Over 10 years ago, I wrote my first blog post. Since then, I've authored books, had kids, traveled the world, found Trish and blogged about it all.

Roller Searching - Powered by Lucene

Lucene Logo

Thanks to Min, we now have searching in Roller. He wrote a wicked-ass Lucene implementation using the util.concurrent package from Doug Lea. Here's how it works:

  • When Roller starts, it checks to see if the index is OK, and if not, rebuilds it. The index then goes into RAM and stays there until you destroy the servlet context - then it's written to disk. The location is configurable, but defaults to $(user.home} + File.separator + "roller-index".
  • A user's index is updated when they add/delete weblog entries.
  • A user can rebuild their own index via a button on the Website Settings page.
  • An Admin can rebuild a user's index from the "Admin" page and rebuild all users' indexes from the Config page.
  • The IndexManager is the central entry point, and it lives in RollerContext.getIndexManager(). For indexing, searching, etc. you use one of the following operations:

    - AddWeblogOperation
    - RebuildUserIndexOperation
    - RemoveWeblogOperation
    - SearchOperation

    After creating these ops, set any op-specific configuration options and then pass it to the IndexManager.executeIndexOperation() method.
  • Behind the scenes, there is an background thread running. This thread only performs one operation at a time. If an op is added when the thread it busy, the op will be queued. The way Lucene works is that most operations can be threaded. Lucene supports the concept of add, delete, read, query, and optimize. The only methods that cannot be active at the same time are IndexReader::delete() and IndexWriter::add(). Therefore, the operations that perform these operations are put into the background thread queue that garantees that these ops wont be performed at the same time. Searching doesn't interfere with these ops, so it can be run in any thread.

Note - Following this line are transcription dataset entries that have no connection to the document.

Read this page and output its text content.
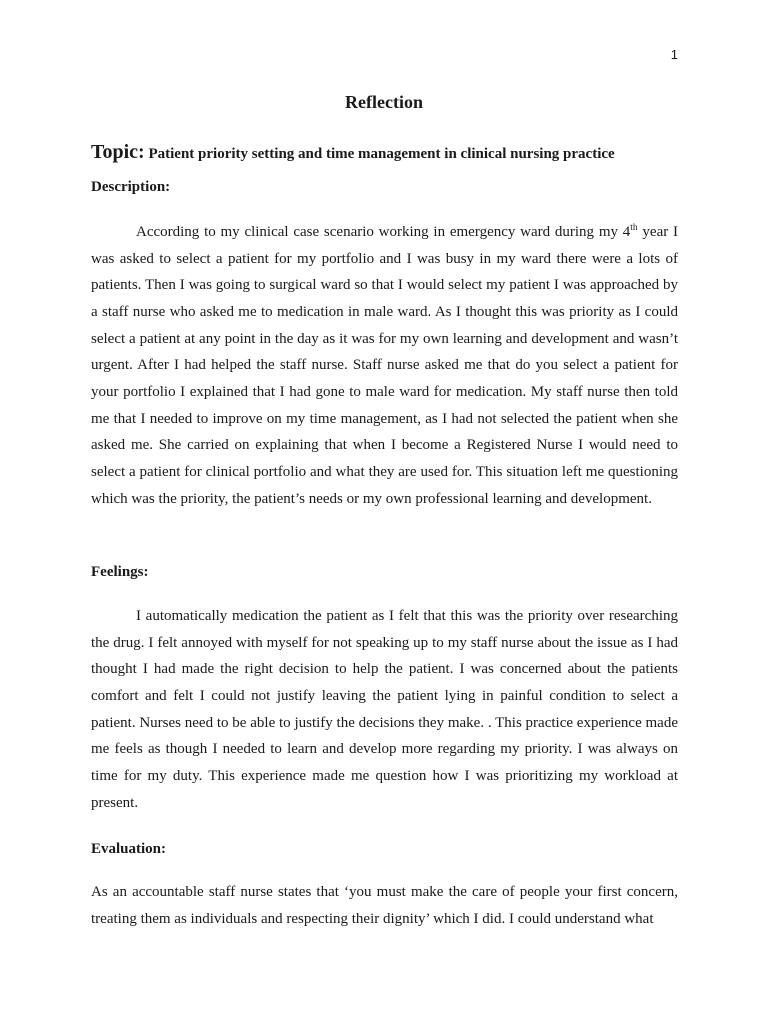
1
Reflection
Topic: Patient priority setting and time management in clinical nursing practice
Description:

According to my clinical case scenario working in emergency ward during my 4th year I was asked to select a patient for my portfolio and I was busy in my ward there were a lots of patients. Then I was going to surgical ward so that I would select my patient I was approached by a staff nurse who asked me to medication in male ward. As I thought this was priority as I could select a patient at any point in the day as it was for my own learning and development and wasn’t urgent. After I had helped the staff nurse. Staff nurse asked me that do you select a patient for your portfolio I explained that I had gone to male ward for medication. My staff nurse then told me that I needed to improve on my time management, as I had not selected the patient when she asked me. She carried on explaining that when I become a Registered Nurse I would need to select a patient for clinical portfolio and what they are used for. This situation left me questioning which was the priority, the patient’s needs or my own professional learning and development.

Feelings:

I automatically medication the patient as I felt that this was the priority over researching the drug. I felt annoyed with myself for not speaking up to my staff nurse about the issue as I had thought I had made the right decision to help the patient. I was concerned about the patients comfort and felt I could not justify leaving the patient lying in painful condition to select a patient. Nurses need to be able to justify the decisions they make. . This practice experience made me feels as though I needed to learn and develop more regarding my priority. I was always on time for my duty. This experience made me question how I was prioritizing my workload at present.

Evaluation:

As an accountable staff nurse states that ‘you must make the care of people your first concern, treating them as individuals and respecting their dignity’ which I did. I could understand what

I created a #showSearchForm macro that renders a <form> with a textbox (size=20) and a "Search" submit button. I also added this to all the current themes - so if you developed a theme for Roller - you might want to check it out (username: test, passwd: roller). You can edit it right on the site if you want, then copy/send me the adjusted files. CSS seems to need the most tweaking for these to look right.

Please enter any bugs/enhancements in Roller's JIRA instance. The only one I've seen so far is that a user has to build their index manually before they get any search results. I don't know that this is a bug, just wanted to mention it. Doesn't get comments yet either - a NPE from weblogMgr.getComments() (when adding a new post) kept me banging my head against the wall for an hour - so I commented it out.

Try it, you might like it. ;-)

2 minutes later: Here's a bug - if you update an entry numerous times, it will get presented as numerous times (should be deleted and re-indexed).

Posted in Java at Jul 22 2003, 11:41:59 PM MDT 2 Comments

A correction: the search index is not stored in RAM, on a big site like JRoller that would be impossible, instead, it is stored on disk.

Posted by Dave Johnson on July 26, 2004 at 09:24 PM MDT #

I have roller running on Tomcat, and on a Windows XP. The search is not re-indexing on the change of a web log entry or addition. I set the Search Index Directory to: c:\tomcat 4.1\webapps\roller\temp\cache\roller-index. Even forcing a rebuild of the index does not result in search returning entries back that are in the blog. Any suggestions?

Posted by Dean on October 21, 2004 at 06:17 AM MDT #